Phaserhawk wrote: Because the odds of all the tiles surviving is small if Xforce is any indication
Phaserhawk wrote: Basically you have about a 3% chance all 5 CD tiles survive, 10% that 3 survive, 22% 2 survive and about a 47% chance at least one makes it.
GrumpySmurf1002 wrote: Phaserhawk wrote: Basically you have about a 3% chance all 5 CD tiles survive, 10% that 3 survive, 22% 2 survive and about a 47% chance at least one makes it. This seems off. Squirrel's green runs off similar logic and you're definitely not losing all 4 of her tiles more than half the time. In fact, I can't recall a time where I've used it and not had at least one resolve.
Phaserhawk wrote: about a 47% chance at least one makes it.
Phaserhawk wrote: about 10 tiles are destroyed from the end of your turn to the start of your next. That means any cd tile has a 30/64 chance of surviving 3 turns.
simonsez wrote: Phaserhawk wrote: about 10 tiles are destroyed from the end of your turn to the start of your next. That means any cd tile has a 30/64 chance of surviving 3 turns. Here's one problem. You don't add them. Under your assumptions, the chances of one specific tile surviving is (54/64)^3 = 61%. And this is the probability of a specific tile surviving, not the probability of "at least one". The probability of "at least one" surviving will be higher. Countdown1 will survive 61% of the time, as will countdown2, as will countdown3, etc.
Malcrof wrote: simonsez wrote: Phaserhawk wrote: about 10 tiles are destroyed from the end of your turn to the start of your next. That means any cd tile has a 30/64 chance of surviving 3 turns. Here's one problem. You don't add them. Under your assumptions, the chances of one specific tile surviving is (54/64)^3 = 61%. And this is the probability of a specific tile surviving, not the probability of "at least one". The probability of "at least one" surviving will be higher. Countdown1 will survive 61% of the time, as will countdown2, as will countdown3, etc. Toss in a team stun and all chances go up, way to many variables for anyone to be accurate even hypothesizing.

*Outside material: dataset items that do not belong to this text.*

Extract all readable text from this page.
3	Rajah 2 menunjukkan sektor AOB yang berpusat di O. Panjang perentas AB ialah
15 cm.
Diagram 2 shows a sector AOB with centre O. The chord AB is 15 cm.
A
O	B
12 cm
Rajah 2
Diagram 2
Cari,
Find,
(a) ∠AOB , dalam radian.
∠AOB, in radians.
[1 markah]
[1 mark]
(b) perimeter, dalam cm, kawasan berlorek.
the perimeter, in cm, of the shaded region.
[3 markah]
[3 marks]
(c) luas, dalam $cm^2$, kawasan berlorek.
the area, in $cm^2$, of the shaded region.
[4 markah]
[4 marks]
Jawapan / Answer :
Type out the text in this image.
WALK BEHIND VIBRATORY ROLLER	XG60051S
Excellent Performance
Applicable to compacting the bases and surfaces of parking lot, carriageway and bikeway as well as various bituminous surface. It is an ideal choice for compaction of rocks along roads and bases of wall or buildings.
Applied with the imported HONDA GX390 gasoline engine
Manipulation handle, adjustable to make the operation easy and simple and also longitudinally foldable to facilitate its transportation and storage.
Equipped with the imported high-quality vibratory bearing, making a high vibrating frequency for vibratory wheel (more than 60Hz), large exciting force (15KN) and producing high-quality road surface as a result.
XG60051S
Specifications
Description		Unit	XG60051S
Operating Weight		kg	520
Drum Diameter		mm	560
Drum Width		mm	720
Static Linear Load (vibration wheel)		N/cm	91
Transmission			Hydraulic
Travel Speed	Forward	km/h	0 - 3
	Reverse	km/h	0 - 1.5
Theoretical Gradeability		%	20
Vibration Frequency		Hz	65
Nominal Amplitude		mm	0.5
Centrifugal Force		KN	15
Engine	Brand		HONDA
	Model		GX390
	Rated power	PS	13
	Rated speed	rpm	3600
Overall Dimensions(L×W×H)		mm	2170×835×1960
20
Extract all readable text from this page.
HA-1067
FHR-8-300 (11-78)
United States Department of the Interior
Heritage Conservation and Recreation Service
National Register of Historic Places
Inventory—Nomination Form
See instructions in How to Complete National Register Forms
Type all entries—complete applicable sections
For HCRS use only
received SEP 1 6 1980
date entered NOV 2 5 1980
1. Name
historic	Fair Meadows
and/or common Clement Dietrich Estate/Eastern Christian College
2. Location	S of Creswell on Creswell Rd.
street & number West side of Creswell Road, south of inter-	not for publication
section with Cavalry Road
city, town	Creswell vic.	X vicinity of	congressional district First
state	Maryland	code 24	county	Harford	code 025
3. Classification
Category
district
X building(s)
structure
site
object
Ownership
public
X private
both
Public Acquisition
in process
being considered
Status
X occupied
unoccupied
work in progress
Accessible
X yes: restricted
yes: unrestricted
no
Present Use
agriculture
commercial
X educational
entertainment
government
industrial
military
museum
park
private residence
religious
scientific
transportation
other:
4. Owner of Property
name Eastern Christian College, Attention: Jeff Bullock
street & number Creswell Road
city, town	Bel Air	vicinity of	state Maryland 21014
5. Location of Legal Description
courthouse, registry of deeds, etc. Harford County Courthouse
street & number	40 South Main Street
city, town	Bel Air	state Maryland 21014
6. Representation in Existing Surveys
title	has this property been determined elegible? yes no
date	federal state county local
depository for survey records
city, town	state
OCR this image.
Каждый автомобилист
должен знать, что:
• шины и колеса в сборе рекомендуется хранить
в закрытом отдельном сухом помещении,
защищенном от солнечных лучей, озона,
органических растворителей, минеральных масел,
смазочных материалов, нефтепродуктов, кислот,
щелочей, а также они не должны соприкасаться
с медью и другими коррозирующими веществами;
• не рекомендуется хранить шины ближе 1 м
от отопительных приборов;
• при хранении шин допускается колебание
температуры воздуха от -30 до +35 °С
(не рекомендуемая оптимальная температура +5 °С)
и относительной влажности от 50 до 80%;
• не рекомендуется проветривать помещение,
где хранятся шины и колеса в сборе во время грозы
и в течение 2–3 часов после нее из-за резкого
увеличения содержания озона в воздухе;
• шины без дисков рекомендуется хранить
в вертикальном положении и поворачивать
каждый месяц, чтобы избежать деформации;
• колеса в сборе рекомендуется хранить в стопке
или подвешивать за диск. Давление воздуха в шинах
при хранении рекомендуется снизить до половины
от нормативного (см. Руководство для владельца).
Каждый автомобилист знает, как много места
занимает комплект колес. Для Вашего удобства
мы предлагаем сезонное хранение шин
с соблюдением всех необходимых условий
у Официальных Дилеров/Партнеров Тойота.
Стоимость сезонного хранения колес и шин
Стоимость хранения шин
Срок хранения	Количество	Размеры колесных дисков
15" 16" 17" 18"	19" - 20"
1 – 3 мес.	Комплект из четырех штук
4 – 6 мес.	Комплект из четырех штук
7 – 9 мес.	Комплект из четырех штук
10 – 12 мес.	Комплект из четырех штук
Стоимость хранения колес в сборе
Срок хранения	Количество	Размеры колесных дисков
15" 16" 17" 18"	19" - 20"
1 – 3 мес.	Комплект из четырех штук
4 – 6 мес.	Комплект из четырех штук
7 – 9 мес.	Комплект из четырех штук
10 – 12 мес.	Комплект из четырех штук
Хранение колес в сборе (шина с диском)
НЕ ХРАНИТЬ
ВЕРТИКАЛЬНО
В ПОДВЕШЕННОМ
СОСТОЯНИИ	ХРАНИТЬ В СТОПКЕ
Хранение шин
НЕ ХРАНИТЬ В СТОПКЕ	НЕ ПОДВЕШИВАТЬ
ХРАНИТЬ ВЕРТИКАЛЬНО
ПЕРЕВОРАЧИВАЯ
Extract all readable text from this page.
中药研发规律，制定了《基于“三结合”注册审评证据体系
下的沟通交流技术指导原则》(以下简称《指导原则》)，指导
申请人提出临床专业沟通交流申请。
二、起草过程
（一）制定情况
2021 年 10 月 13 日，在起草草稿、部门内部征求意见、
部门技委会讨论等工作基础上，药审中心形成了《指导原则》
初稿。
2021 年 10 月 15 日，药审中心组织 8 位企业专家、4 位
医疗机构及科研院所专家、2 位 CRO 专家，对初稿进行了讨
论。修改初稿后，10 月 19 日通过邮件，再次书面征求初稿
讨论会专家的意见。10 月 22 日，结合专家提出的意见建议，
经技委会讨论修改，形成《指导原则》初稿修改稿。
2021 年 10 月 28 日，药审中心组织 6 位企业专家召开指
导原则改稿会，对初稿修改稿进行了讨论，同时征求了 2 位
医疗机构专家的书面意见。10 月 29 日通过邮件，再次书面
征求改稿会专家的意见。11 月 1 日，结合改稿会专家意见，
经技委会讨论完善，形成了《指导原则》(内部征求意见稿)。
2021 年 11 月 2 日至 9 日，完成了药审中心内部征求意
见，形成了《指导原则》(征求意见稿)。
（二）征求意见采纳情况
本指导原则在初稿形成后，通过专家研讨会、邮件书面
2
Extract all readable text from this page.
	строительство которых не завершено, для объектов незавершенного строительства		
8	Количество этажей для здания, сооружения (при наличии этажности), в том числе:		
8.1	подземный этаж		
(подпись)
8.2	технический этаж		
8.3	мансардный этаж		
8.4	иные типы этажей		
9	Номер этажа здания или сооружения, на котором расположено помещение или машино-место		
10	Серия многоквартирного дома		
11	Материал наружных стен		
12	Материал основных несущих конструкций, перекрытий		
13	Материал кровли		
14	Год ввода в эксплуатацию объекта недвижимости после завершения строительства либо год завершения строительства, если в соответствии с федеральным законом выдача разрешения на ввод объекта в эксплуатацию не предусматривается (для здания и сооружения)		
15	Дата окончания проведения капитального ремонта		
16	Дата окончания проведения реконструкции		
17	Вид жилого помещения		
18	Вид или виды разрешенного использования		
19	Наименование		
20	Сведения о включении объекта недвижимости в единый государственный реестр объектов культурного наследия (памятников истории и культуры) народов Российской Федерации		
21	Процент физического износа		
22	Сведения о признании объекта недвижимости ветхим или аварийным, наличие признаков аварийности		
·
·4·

GrumpySmurf1002 wrote: Malcrof wrote: simonsez wrote: Phaserhawk wrote: about 10 tiles are destroyed from the end of your turn to the start of your next. That means any cd tile has a 30/64 chance of surviving 3 turns. Here's one problem. You don't add them. Under your assumptions, the chances of one specific tile surviving is (54/64)^3 = 61%. And this is the probability of a specific tile surviving, not the probability of "at least one". The probability of "at least one" surviving will be higher. Countdown1 will survive 61% of the time, as will countdown2, as will countdown3, etc. Toss in a team stun and all chances go up, way to many variables for anyone to be accurate even hypothesizing. You're not wrong, but you can still make assumptions. If you turn into a simple Survive/Not survive binomial distribution on 60.0677%, it looks like: 0 survive - 1.02% (at least 1, 98.98%) 1 survive - 7.64% (at least 2, 91.35%) 2 survive - 22.97% (at least 3, 68.37%) 3 survive - 34.56% (at least 4, 33.81%) 4 survive - 25.99% (at least 5, 7.82%) 5 survive - 7.82% Which to me seems a lot closer to observation. Edit: It's actually better than that, because presumably you're not destroying your own CDs if you can avoid it, so it's really the number of tiles the AI will destroy on an average turn, which I don't think is 10.
Malcrof wrote: That is way over-simplification, but holds in some cases.
GrumpySmurf1002 wrote: 0 survive - 1.02% (at least 1, 98.98%)
simonsez wrote: GrumpySmurf1002 wrote: 0 survive - 1.02% (at least 1, 98.98%) Your math is off too, because the probability of each given tile surviving are not independent of one another. Eg, given that cd1 survives, the individual odds of 2 thru 5 surviving are each less than 61%, because as a condition of cd1 surviving, you're increasing the probability that 2 thru 5 don't. And if you think about it, you'll realize that at least one surviving ought to be way less than 99%.
GrumpySmurf1002 wrote: Given CD1 survives, at least one survived.